Between 2002 and 2004, GVB took delivery of 155 brand-new Siemens Combino trams - sleek, low-floor, modern. Within months the structural problems began appearing. Cracks developed in the aluminium frames. Every single Combino had to be progressively withdrawn and rebuilt; the repairs ran from 2004 to 2008. Siemens absorbed enormous costs across multiple cities. In Amsterdam, the trams went back to work strengthened. They are still the backbone of the fleet, joined since 2020 by 72 Spanish-built Urbos 100 trams from Construcciones y Auxiliar de Ferrocarriles, the first of which ran on the new line 25 between Amstelveen and Amsterdam Zuid. In 2022 a Hanning and Kahl three-way point system was installed at Centraal Station, automatically routing arriving trams 4, 14, and 24 onto the correct platform, the indicator board flicking from line to line as each car pulls in.

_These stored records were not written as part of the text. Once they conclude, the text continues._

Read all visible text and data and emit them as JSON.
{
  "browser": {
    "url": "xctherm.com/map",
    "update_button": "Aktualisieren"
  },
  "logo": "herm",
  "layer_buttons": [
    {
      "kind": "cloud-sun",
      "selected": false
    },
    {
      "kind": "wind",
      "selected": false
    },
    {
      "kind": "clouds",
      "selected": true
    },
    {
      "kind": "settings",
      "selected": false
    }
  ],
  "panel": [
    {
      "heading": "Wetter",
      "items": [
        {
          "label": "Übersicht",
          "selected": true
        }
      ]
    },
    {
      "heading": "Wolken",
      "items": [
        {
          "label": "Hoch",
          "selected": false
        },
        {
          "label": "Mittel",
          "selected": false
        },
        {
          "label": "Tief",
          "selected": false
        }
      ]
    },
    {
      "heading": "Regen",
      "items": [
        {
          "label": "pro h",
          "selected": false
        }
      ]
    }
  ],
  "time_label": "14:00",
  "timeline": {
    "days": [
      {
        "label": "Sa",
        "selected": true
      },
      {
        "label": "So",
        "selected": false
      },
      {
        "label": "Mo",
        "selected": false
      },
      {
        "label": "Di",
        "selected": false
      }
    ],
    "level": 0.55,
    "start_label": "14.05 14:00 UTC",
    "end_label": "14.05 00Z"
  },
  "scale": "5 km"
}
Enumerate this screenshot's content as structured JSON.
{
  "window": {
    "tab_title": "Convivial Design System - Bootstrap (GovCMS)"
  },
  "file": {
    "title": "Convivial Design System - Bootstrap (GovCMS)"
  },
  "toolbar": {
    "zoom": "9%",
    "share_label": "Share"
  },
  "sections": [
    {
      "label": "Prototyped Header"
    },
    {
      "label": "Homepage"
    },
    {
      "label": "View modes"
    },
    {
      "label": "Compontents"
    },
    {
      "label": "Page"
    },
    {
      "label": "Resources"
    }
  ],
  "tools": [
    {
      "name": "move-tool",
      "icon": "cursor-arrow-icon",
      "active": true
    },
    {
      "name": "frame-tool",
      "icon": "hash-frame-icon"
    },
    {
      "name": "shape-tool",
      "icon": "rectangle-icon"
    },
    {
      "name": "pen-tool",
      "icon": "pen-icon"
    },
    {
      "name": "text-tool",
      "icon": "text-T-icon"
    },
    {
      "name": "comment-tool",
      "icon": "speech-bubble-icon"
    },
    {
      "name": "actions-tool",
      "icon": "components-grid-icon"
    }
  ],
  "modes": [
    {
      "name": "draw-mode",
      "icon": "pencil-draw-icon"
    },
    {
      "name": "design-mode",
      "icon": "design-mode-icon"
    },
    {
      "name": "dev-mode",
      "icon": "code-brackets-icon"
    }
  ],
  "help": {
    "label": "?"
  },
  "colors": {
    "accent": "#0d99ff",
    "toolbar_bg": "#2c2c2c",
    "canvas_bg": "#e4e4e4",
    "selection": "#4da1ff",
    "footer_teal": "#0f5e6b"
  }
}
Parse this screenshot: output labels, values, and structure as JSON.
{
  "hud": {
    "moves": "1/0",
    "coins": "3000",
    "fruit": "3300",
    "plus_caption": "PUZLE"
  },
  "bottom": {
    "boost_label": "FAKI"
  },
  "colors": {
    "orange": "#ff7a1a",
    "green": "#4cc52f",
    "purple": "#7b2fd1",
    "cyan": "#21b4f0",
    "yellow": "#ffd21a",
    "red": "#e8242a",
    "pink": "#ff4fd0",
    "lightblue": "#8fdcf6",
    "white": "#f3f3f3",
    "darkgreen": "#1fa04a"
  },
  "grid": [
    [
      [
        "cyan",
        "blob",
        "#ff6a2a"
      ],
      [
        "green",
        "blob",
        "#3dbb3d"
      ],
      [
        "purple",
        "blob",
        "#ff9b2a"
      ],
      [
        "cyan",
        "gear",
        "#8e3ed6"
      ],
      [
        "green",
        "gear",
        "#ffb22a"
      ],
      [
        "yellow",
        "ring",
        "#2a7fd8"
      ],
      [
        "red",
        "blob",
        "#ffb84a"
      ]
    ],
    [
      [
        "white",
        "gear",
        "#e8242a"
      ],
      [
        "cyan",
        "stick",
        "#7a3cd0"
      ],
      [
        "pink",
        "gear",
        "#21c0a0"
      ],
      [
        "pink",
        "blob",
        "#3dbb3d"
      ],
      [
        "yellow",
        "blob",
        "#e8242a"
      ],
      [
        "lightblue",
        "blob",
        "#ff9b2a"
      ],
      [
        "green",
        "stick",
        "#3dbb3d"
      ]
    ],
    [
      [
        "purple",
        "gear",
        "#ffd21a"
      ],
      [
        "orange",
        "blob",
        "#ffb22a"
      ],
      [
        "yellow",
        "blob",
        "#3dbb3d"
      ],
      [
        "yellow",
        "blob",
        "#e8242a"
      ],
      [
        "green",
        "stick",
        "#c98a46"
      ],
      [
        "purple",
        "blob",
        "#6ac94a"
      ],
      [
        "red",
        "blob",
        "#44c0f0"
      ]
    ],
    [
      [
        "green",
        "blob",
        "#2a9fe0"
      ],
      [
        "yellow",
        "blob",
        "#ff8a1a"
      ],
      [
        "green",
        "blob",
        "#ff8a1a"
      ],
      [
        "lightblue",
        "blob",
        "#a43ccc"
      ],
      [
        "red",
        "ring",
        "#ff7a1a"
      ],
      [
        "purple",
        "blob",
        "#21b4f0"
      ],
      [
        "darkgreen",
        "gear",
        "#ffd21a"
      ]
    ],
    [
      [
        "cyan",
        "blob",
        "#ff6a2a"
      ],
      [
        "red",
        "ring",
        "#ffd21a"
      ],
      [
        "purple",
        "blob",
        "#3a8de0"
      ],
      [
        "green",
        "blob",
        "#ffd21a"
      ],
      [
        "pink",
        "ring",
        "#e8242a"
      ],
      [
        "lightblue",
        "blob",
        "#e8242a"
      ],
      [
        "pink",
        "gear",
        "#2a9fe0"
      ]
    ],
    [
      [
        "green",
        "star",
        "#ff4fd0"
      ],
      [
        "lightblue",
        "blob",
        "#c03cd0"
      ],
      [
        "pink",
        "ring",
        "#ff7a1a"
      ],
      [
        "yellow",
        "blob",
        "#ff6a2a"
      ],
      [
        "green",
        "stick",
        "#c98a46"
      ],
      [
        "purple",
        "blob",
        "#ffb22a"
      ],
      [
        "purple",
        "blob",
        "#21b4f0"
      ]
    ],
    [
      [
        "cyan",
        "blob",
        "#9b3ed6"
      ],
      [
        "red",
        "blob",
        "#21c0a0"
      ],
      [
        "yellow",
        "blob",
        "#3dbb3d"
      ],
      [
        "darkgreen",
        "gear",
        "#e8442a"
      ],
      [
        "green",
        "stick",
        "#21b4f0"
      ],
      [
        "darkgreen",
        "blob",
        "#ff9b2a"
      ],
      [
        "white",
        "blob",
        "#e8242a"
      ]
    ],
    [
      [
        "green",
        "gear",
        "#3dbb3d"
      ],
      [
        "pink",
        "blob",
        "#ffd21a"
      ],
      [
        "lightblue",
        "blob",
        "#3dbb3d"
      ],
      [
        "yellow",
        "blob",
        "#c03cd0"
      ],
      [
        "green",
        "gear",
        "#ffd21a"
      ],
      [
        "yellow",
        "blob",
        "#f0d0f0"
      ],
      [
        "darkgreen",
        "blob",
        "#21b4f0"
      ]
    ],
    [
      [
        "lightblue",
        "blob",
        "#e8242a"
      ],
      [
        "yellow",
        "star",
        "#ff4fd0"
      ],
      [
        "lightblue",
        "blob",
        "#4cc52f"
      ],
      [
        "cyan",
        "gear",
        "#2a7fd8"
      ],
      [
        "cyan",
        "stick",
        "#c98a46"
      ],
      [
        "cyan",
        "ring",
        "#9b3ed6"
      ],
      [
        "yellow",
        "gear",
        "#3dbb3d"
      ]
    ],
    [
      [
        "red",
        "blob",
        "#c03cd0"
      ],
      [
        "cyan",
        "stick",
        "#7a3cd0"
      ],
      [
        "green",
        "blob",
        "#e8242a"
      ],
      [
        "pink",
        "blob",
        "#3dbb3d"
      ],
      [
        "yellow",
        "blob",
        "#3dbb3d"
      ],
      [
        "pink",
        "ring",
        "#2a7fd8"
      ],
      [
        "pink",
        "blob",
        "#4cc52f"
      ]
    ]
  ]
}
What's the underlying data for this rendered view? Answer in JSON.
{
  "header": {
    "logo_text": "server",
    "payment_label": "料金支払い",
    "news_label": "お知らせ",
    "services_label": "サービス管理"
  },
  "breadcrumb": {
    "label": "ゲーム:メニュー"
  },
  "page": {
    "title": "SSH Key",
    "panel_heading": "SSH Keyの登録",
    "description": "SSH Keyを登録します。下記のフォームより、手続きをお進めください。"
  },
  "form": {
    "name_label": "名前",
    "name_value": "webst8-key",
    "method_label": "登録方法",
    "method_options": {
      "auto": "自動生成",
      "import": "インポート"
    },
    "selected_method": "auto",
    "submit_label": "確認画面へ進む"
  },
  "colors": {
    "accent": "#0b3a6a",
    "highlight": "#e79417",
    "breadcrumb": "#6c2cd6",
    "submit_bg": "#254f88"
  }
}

Snow, Squatters, and Strange Trams

The system has had bad days. Between 1981 and 1983, rioting squatters set fires that destroyed four trams. In February 2021, Storm Darcy buried the rails in ice and snow and shut the whole network down. GVB had no working snow plough. So they called the Electrische Museumtramlijn Amsterdam, the city's working tram museum, and borrowed two preserved cars from the 1960s with their original museum crew - a vintage snow scraper that had originally belonged to the Wiener Linien in Vienna, and a converted streetcar carrying a brine tank. The two old cars scraped the contemporary network back into service over three days. In June 2021 the GVB officially retired the last of its BN trams; the museum took one of each type for preservation, and the two cars made a ceremonial final run from the Havenstraat depot to the Lekstraat depot, with bell-ringing tram drivers leaning out the windows.

Lines That Come Back

Line 3 had been running since 1902. In March 2026, GVB will discontinue it and split its route among lines 7, 12, and 25. For 30 percent of line 3's 15,000 daily riders, this means a forced transfer. A line that has run for 124 years simply ends, and a network reorganises around its absence. But Amsterdam tram numbers have a way of returning. Line 17 was closed in 1956, then reborn in 1962. Line 14 disappeared in 1942, was reopened in 1982. Line 25 vanished in 2013 and came back in 2020 as the new Amstelveen tram, with the southward extension to Uithoorn Centrum opening on 21 July 2024. A trip from Uithoorn to Amsterdam Zuid now takes 30 minutes by tram. The 1875 horse drivers, who could only reach Leidseplein, would not believe it.

From the Air

The Amsterdam tram network is centred on 52.378 N, 4.900 E, radiating from Centraal Station across roughly 95 km of route and 200 km of standard-gauge track. From the air the network is easiest to read by its overhead-wire poles and the white-painted tracks crossing the canal bridges of the Singelgracht and the Grachtengordel. Major lines run south to the Buitenveldert campus of the VU, west to Osdorp and De Aker, east to IJburg via the Piet Heintunnel, and southwest to Amstelveen and Uithoorn. Nearest airport is Amsterdam Schiphol (EHAM), 12 km southwest; the city centre passes under the Buitenveldertbaan approach corridor at 2,000-3,000 feet.